What is versioning?

Versioning is the creation and management of multiple product releases, all of which have the same general function, but are improved, upgraded or customized. While many developers and vendors use the term in different contexts, versioning most often applies to operating systems, software artifacts and web services.

For example, vendors can assign unique names or specific numerical identifiers to an ongoing series of product releases, such as Windows 10 and Windows 11. The numbers represent different versions of the same software or application, and the numbers assigned increase to correspond to the latest development and releases.

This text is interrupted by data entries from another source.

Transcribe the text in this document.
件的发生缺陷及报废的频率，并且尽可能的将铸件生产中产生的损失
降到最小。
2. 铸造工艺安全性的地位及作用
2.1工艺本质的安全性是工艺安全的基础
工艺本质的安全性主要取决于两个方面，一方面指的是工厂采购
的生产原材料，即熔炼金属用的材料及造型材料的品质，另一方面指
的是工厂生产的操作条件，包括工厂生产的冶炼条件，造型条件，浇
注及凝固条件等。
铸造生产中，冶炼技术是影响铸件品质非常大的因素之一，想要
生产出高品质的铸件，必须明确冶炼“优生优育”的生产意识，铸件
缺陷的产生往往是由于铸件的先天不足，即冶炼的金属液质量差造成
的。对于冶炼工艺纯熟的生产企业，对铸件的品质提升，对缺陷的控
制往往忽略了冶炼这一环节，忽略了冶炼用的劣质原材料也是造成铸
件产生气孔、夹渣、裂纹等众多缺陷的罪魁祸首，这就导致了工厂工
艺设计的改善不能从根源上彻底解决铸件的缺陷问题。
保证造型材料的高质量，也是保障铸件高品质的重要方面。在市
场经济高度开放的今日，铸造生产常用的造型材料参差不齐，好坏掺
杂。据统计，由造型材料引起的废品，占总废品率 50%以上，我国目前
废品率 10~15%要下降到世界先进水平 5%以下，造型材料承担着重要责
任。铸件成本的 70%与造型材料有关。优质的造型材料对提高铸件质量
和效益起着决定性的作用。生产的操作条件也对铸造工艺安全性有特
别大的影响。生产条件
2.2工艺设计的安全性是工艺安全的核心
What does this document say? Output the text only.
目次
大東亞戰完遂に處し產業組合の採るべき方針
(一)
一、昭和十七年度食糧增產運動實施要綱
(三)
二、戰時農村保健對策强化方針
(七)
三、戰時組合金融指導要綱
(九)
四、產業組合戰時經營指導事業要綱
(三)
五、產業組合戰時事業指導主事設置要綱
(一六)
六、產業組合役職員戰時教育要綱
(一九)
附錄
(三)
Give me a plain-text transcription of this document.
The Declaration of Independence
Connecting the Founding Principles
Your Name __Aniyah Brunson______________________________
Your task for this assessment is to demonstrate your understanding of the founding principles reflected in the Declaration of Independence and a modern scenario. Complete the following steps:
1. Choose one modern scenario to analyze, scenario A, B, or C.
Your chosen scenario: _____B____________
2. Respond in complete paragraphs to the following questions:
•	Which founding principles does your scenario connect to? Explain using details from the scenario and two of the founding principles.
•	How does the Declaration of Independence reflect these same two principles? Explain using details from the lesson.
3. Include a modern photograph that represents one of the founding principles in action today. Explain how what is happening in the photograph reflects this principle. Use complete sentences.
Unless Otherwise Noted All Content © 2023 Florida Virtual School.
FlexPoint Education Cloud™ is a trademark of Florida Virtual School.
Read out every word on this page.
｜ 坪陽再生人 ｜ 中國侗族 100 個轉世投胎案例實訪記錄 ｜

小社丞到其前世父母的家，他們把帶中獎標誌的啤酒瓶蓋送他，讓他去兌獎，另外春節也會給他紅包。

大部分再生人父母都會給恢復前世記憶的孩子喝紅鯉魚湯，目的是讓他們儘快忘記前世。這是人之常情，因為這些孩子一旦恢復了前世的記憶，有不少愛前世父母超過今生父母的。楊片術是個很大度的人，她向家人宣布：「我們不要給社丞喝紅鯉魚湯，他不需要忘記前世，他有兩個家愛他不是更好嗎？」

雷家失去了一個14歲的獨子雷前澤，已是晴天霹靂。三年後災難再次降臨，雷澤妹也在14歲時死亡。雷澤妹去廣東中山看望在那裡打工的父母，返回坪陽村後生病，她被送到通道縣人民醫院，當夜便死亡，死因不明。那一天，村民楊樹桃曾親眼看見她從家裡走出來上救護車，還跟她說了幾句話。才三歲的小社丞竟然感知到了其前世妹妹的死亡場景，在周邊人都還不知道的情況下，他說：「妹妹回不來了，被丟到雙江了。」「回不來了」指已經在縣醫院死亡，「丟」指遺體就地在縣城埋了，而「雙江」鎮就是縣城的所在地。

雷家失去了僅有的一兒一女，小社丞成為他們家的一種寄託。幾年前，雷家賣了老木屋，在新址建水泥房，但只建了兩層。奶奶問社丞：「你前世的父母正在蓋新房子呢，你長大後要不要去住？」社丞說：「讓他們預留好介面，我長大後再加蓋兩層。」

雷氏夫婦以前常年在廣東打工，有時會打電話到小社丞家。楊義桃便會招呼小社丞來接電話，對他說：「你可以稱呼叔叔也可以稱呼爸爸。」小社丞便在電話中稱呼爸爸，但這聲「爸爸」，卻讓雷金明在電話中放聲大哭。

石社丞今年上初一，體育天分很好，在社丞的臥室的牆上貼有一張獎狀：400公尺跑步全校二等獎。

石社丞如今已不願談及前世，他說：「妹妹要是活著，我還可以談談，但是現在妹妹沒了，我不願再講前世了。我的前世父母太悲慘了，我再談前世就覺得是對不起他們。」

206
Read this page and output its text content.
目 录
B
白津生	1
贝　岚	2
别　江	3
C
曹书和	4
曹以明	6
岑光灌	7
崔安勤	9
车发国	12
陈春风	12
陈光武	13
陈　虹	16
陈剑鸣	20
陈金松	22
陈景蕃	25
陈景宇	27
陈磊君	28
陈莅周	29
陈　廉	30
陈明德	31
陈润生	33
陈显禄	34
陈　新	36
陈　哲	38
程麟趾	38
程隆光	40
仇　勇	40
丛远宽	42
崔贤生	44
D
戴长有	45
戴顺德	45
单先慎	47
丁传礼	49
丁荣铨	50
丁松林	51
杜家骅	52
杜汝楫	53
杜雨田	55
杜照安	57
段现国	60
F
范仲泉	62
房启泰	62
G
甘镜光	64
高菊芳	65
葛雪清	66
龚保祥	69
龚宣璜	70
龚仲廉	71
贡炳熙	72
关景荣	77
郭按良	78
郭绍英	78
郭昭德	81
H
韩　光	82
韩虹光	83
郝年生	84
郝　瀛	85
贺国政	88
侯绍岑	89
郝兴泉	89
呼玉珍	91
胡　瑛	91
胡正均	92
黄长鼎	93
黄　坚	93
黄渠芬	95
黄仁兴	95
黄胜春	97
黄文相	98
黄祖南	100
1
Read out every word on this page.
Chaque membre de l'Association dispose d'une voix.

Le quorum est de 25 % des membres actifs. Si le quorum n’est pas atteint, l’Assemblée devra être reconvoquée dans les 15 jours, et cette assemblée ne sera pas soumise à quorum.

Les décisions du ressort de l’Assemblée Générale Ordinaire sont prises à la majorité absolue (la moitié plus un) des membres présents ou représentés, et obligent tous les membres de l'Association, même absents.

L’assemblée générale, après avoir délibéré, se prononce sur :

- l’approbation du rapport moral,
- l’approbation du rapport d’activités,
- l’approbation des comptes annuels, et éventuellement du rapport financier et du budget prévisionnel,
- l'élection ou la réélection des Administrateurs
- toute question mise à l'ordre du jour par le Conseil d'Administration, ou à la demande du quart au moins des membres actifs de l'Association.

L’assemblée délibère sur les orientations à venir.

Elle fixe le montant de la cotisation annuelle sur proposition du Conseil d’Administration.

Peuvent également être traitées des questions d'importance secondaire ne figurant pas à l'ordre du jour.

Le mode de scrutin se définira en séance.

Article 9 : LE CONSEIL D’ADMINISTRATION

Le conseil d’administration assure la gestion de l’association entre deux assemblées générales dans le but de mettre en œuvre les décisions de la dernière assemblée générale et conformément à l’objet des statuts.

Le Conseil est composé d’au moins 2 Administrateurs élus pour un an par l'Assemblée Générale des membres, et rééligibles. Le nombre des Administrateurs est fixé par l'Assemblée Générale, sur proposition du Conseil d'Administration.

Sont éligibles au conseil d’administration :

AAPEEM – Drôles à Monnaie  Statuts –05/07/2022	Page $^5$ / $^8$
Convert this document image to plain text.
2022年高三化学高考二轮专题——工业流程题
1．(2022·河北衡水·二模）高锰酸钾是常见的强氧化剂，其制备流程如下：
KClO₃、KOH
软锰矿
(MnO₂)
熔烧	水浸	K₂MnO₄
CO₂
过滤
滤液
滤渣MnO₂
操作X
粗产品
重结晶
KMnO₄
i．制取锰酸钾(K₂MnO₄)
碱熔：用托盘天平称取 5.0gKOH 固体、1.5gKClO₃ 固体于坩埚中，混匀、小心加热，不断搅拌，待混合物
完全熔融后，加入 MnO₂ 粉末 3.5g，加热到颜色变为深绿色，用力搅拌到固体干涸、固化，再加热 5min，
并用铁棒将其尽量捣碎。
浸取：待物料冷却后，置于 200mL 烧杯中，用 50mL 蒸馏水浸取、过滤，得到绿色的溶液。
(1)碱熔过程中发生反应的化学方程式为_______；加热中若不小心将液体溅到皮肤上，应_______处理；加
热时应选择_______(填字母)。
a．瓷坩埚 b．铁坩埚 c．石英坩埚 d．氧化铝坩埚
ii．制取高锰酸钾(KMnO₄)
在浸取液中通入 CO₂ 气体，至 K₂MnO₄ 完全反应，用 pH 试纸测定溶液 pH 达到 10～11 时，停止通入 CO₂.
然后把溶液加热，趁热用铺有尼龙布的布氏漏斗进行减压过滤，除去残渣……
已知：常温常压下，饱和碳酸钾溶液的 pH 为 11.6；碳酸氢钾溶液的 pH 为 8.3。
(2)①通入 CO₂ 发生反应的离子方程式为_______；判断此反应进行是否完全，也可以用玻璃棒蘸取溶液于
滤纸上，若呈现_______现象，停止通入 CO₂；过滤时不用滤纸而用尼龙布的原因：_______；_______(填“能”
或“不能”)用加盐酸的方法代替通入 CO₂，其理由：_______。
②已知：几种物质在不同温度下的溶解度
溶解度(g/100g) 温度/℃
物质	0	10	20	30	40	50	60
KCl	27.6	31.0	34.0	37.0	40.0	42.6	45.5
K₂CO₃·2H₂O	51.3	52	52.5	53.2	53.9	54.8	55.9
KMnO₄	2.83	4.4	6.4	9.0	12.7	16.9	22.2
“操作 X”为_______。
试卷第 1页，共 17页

Subsequent releases of the same product can also be assigned numerical identifiers consisting of two or three numbers separated by periods. The first number, called the major number, is increased when there are significant improvements or changes in functionality. For example, when Microsoft upgraded its erstwhile Internet Explorer 4 browser to Internet Explorer 5.

The second number, called the minor number, is incremented when there are minor feature changes or notable fixes. Internet Explorer 5.2 indicates that minor changes were made to the earlier version, Internet Explorer 5.1.

The third number, if it exists, is called the revision number and is added or increased when minor bugs are eliminated. For example, the 7 in Internet Explorer 5.1.7 shows that bug fixes were made to the previous version.

Chart comparing Windows 10 vs. Windows 11 system requirements
Vendors assign unique names or specific numerical identifiers with each new version of product in a series, such as Microsoft did with Windows 10 and Windows 11.

What is versioning in software development?

In software development, versioning allows development teams to keep track of changes they make to the project code. The changes may include new functions, features or bug fixes. Minor changes can also be tracked in a similar manner. Sometimes, entirely new functions and features are released based on developments across multiple versions.

Also called software versioning workflow, versioning can be an internal practice used to make it easier for developers to keep track of code evolution. During development, teams involved in the process may apply internal versioning numbers that can be incremented several times within a day. In contrast, the publicly released version usually does not change very often. For instance, the internal version number used by the development teams for Java SE 5.0 is 1.5.0.

What is semantic versioning?

There are many different ways of versioning software products and artifacts. One of the most popular schemes is semantic versioning. Semantic versioning, or SemVer, is often used as a versioning framework for applications, plugins, extensions and different software objects.

SemVer comprises three parts, X.Y.Z, where X, Y and Z are non-negative integers. This means that the primary or major version is X, and the minor version is Y. Bug fixes and patches are called version Z. So, it always takes the form of X.Y.Z, or major.minor.patch. For example, in SemVer 1.8.0, 1 indicates the major version, 8 the minor version, and 0 the bug fixes or patches.

What is versioning in AWS?

In Amazon Web Services (AWS), versioning helps keep track of multiple variants of an object in a single storage bucket. By leveraging the Amazon Simple Storage Service (S3) versioning feature, users can preserve, retrieve and restore all the different versions of every object stored in Amazon S3 buckets.

AWS S3 versioning helps users quickly recover from both application failures and unintended user actions. Whenever S3 bucket versioning is enabled, Amazon S3 will store different objects if it receives multiple write requests. This approach helps users recover accidentally overwritten or deleted objects. For example, if a user deletes an object, Amazon S3 will insert a delete marker instead of permanently removing the object. The delete marker becomes the object's current version, so users can quickly restore it by reverting to the previous version.

What is versioning in API?

Versioning in the application program interface (API) is the process of transparently managing changes to an API. API versioning is considered an effective way to communicate changes made to the API. This approach allows users to know what to expect from the latest release.

What is versioning in web API?

Web API versioning represents multiple implementations and versions of a web API. Web API versioning includes several dependencies like databases and third-party systems that are maintained and made available to users. The users can then request a specific web API version by defining the version in the Hypertext Transfer Protocol header, querystring or different media types.

What is versioning in REST API?

REST API versioning, like API versioning, uses a number to form a part of the base URL for REST requests, such as https://localhost:9334/ibmmq/rest/v3/admin/installation. The REST API version number helps isolate clients from changes to the REST API that development teams plan to introduce in future releases.

What is the difference between versioning and version control?

Although the terms versioning and version control are often used interchangeably, their technical meanings are different.

Versioning helps in the creation and management of multiple digital product releases such as software. While they have all the same general functions, some versions will be improved, customized or upgraded.

Similarly, version control ensures efficient and collaborative data sharing and editing among several different users of a system. This can help users track and manage changes to the software source code over time. These users may employ different versions of the product at any given time within the system.

Diagram explaining version control
Diagram of how distributed version control works in software development.

Version control is also critical to DevOps teams that strive to reduce development time while accelerating successful deployments.